By A.J. MacQuarrie
News reports that Wisconsin vending machine company Three Square Market will microchip employees are burning up social media today, and rightly so. The implanted $300 RFID microchips would let employees, perhaps desperate for a quick mid-afternoon Snickers bar, merely wave their hand in front of the lunchroom candy machine to get their pick-me-up.
Call me old fashioned, but implanting an electronic device under the skin should be reserved for medical procedures. Is saving five seconds really going to do much?
About the size of a grain of rice, the devices would be injected into the web of skin between a person’s thumb and index finger. They’re voluntary, and the company expects more than 50 employees will choose to get one on chip day, Aug. 1.
The company’s CEO envisions employees’ subdermal chips to eventually open the company’s doors, to activate the office copy machine, unlock workplace phones, log into employee’s computers, share business cards, and even store employee medical and health information.

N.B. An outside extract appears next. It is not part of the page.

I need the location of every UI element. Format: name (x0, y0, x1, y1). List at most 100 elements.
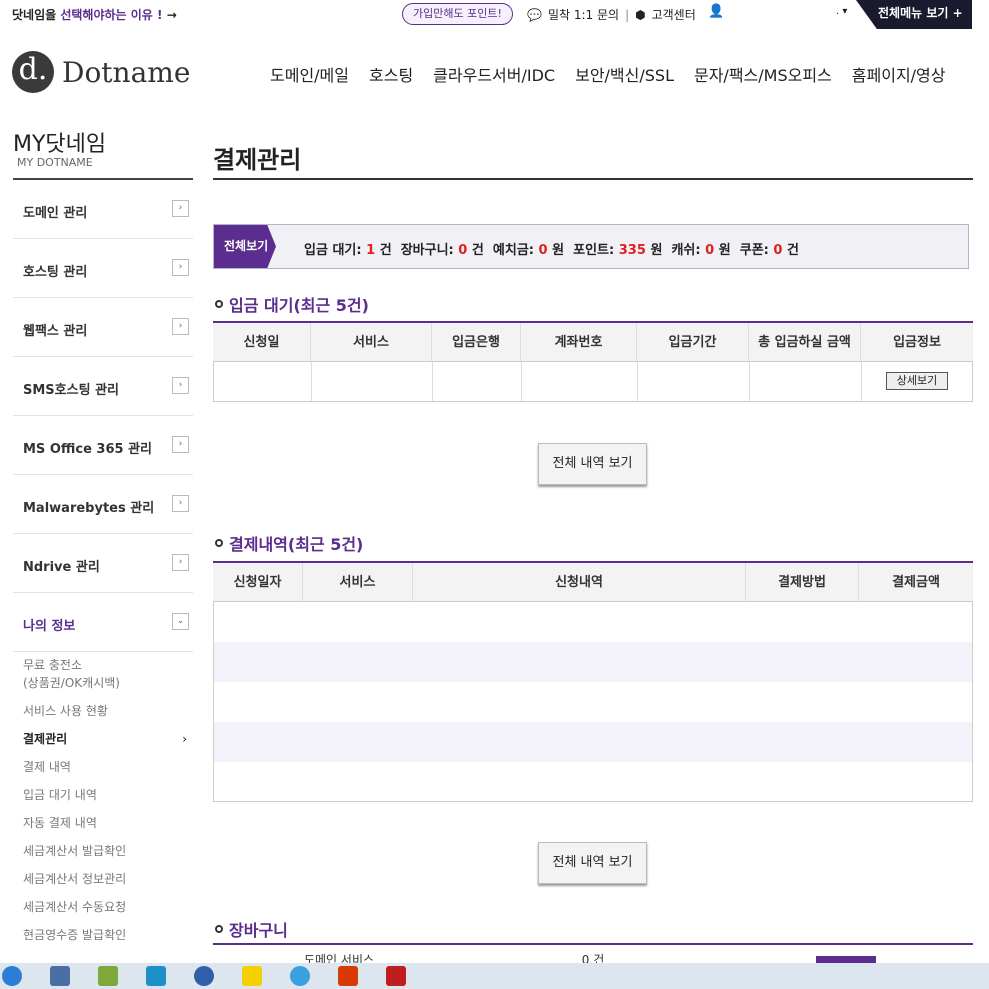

The company makes a passing nod toward privacy concerns. Sure, the data will be encrypted as it flows from newly-enhanced humans to chip readers and, presumably, linked devices. And these chips aren’t GPS capable, so if an employee gets lost chasing squirrels in the park, these implants unfortunately can’t help quickly reunite him with his work family.

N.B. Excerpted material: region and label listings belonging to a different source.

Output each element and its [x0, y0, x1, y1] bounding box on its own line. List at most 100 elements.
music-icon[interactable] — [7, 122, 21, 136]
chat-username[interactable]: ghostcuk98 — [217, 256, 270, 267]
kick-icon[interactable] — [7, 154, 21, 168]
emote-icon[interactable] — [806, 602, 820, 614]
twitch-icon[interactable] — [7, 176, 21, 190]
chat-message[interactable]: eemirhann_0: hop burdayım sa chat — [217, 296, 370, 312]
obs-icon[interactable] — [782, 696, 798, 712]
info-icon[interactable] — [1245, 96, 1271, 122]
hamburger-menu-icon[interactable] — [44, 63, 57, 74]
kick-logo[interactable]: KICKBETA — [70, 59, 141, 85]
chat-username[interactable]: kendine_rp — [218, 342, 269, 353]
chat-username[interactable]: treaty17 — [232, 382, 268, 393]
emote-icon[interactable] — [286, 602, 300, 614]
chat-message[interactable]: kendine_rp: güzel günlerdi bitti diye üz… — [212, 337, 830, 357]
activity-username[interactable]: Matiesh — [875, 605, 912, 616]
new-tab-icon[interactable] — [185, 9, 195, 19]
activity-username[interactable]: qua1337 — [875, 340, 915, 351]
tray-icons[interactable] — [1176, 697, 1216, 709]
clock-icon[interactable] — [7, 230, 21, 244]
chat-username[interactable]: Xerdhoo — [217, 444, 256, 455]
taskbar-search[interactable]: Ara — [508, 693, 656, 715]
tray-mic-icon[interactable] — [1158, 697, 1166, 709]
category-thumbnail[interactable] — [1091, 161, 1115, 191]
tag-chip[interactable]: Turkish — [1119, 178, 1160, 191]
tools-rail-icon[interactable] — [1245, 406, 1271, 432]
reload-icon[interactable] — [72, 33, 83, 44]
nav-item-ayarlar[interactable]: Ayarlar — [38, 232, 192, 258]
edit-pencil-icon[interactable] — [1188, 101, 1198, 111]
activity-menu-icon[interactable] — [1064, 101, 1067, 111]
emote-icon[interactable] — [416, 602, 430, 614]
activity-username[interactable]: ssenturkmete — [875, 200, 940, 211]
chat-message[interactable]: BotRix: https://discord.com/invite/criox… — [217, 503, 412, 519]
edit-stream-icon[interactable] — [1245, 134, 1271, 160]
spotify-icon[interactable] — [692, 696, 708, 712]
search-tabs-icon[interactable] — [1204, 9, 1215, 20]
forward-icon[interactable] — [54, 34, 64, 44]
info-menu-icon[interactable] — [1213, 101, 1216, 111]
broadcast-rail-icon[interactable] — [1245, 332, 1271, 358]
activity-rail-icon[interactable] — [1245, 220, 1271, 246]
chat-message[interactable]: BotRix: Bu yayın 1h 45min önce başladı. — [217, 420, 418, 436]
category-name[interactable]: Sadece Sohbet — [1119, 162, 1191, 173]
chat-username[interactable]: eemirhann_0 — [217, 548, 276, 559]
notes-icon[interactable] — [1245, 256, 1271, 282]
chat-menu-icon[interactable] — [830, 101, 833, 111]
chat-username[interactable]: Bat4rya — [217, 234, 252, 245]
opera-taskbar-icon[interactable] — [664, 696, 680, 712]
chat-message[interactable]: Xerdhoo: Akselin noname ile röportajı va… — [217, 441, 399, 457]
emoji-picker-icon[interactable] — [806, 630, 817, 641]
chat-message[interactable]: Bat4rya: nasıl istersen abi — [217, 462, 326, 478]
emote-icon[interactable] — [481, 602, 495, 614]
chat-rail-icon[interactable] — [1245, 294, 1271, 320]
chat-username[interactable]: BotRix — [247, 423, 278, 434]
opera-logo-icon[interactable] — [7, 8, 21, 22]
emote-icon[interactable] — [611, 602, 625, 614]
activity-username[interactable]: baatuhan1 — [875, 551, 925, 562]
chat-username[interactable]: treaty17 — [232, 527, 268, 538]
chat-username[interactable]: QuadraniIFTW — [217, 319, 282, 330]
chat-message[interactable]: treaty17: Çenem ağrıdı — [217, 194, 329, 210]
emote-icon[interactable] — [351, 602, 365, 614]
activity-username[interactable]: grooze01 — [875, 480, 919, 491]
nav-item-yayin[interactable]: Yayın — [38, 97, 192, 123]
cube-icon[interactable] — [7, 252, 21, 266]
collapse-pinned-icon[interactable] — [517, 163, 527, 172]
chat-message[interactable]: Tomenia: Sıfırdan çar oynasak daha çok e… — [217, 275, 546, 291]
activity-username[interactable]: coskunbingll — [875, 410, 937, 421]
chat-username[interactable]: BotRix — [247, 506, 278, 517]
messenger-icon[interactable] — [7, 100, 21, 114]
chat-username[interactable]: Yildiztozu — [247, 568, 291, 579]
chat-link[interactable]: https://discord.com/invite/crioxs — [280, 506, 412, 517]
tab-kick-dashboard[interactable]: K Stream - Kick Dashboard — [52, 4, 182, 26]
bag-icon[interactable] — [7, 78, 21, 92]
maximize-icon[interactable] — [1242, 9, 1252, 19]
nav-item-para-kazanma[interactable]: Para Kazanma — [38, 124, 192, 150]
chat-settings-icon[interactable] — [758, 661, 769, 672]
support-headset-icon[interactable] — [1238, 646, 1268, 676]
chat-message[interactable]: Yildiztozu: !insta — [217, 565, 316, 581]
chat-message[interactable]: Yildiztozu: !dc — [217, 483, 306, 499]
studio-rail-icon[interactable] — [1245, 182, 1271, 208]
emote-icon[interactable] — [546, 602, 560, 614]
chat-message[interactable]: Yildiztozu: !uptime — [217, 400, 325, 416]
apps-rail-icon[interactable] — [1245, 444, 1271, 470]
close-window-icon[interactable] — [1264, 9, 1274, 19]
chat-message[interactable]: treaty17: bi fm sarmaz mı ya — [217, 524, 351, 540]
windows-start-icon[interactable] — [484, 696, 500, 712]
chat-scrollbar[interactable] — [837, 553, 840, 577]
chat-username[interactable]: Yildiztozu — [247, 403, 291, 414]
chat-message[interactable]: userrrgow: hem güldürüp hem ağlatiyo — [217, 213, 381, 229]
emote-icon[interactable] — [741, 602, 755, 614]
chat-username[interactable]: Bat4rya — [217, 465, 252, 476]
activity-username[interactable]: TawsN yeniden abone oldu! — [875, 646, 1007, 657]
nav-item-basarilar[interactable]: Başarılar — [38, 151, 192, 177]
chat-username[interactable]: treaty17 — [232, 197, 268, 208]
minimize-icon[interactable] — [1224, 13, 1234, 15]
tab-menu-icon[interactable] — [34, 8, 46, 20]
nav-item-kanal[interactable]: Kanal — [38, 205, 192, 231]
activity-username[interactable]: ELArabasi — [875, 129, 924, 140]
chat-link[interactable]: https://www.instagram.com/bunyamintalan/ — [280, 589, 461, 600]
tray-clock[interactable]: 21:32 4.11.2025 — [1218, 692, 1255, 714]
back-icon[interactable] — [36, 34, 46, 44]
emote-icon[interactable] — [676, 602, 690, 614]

Joking aside, it’s a head-scratcher. Make no mistake, this technology isn’t about making things easier for vending machine customers. I run a vending company. People today already are as connected to their phones as they are to their hands — and modern vending machines come with electronic payment abilities, such as ApplePay, and quick credit card readers.
The chip is about making things easier for the company by collecting data. Lots of data. Hours could be tracked for productivity, waste and workflow (re: copier – “Your chip data tells us you were the person who didn’t replace the toner!”) A salesman is departing? Download all his leads. “One last thing, Mel. I also need to have the company chip back. Could you hand me that hole punch?”
How will the chip data be used – especially when it bleeds over into storing employee medical and health information? While “voluntary,” would an unchipped employee be penalized by paying a higher company insurance premium – just as people who decide to remain overweight and smoke tobacco often lose out on discounts given to those who join Weight Watchers or smoking cessation programs?
At what point will today’s voluntary persuasion become tomorrow’s do-this-or-forfeit-your-job coercion? What are the implications of labor laws regarding next week’s mildly-chipped employees – and should new laws be considered?
Plenty of effective, less-invasive technologies are used by businesses every day. Pass cards, key fobs and electronic ID cards are quite secure. Shipping companies are known to track their delivery drivers through their handheld scanners. Smart password management processes run by savvy IT managers can protect company computers. Maybe you could even chip an employee’s work uniform to get the same results as the implant.
Some biometric systems can be useful tools as long as they are strictly limited. My company, KarmaBox Vending, recently replaced our computer clock-in software with a fingerprint scanner, after some time theft via remote logins was uncovered. I also like to stay up-to-date with technology that increases the work experience for my employees, clients and business partners. For employees, the scanner takes a second and eliminates several steps on computer software every day. For the business, the employee can’t remotely tap their fingerprint on the reader – yet.
And one last note: If you look at a chip to grant employees permission to a locked copier, you have a management problem, not an access problem — and — surprise! — no technology can fix that for you.